NEW YORK (Reuters) – A federal judge in Manhattan said the Cooper Union for the Advancement of Science and Art must face a lawsuit claiming it did nothing to help Jewish students who locked themselves in a library for protection from pro-Palestinian demonstrators.

U.S. District Judge John Cronan ruled on Wednesday that the private college must face claims it violated federal and New York civil rights laws by subjecting Jewish students to “severe and pervasive” antisemitic abuse that did not qualify as constitutionally protected speech.

Cronan, appointed to the bench by President Donald Trump, also said the 10 plaintiffs can seek punitive damages and an injunction to end what they called an antisemitic, anti-Israel campus environment. The judge dismissed some other claims.

Cooper Union and its lawyers did not immediately respond to request for comment. Lawyers for the students had no immediate comment.

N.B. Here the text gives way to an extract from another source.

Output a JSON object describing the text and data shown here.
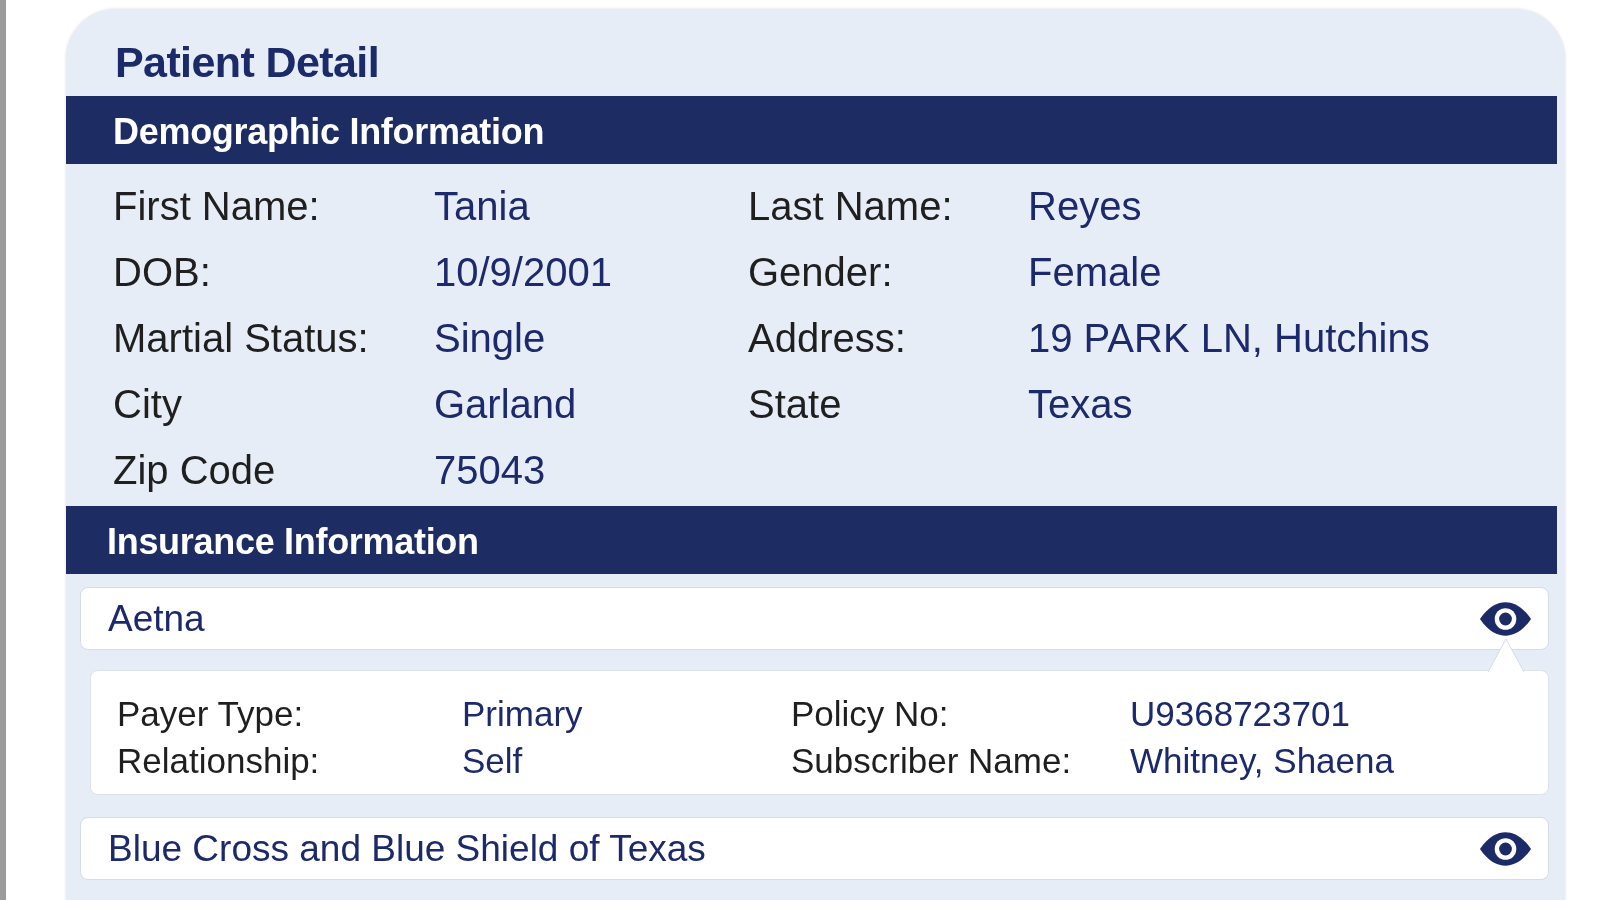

Many U.S. colleges and universities have faced lawsuits claiming they encouraged or permitted antisemitism after Hamas fighters attacked Israel in October, 2023, precipitating an Israeli assault on the Hamas-ruled Gaza Strip.

Some have settled, including Harvard University last month and New York University last July.

Cronan ruled one week after Trump issued an executive order to push colleges to report possible antisemitic conduct by foreign students, to help authorities “prosecute, remove, or otherwise hold to account” any perpetrators.

Jewish students said that at the Oct. 25, 2023 Cooper Union rally, demonstrators stormed past security guards and banged loudly on the library’s doors and nearly floor-to-ceiling windows, making hateful chants and carrying antisemitic signs.

The students said school administrators did nothing during the 20-minute ordeal, and told law enforcement to back off even as the school’s president left the building through a back door.

They said Cooper Union’s fostering of a hostile educational environment violated Title VI of the Civil Rights Act of 1964, which bars federal funds recipients from allowing discrimination based on race, religion and national origin.

Some demonstrators told media at the time of the protest they were not targeting individual students, and were not engaged in antisemitism.

Cooper Union argued that the demonstrators engaged in political speech protected by the First Amendment, and there was no proof it was deliberately indifferent to the harassment.

But the judge said he was “dismayed” by Cooper Union’s suggestion that the students could have hidden elsewhere or left, and that it did enough by locking the library doors.

“These events took place in 2023 – not 1943 – and Title VI places responsibility on colleges and universities to protect their Jewish students from harassment,” Cronan wrote.

“The physically threatening or humiliating conduct that the complaint alleges Jewish students in the library experienced is entirely outside the ambit of the free speech clause,” he added.

Cooper Union is located in Manhattan’s East Village, and offers degrees in art, architecture and engineering.

The case is Gartenberg et al v Cooper Union for the Advancement of Science and Art, U.S. District Court, Southern District of New York, No. 24-02669.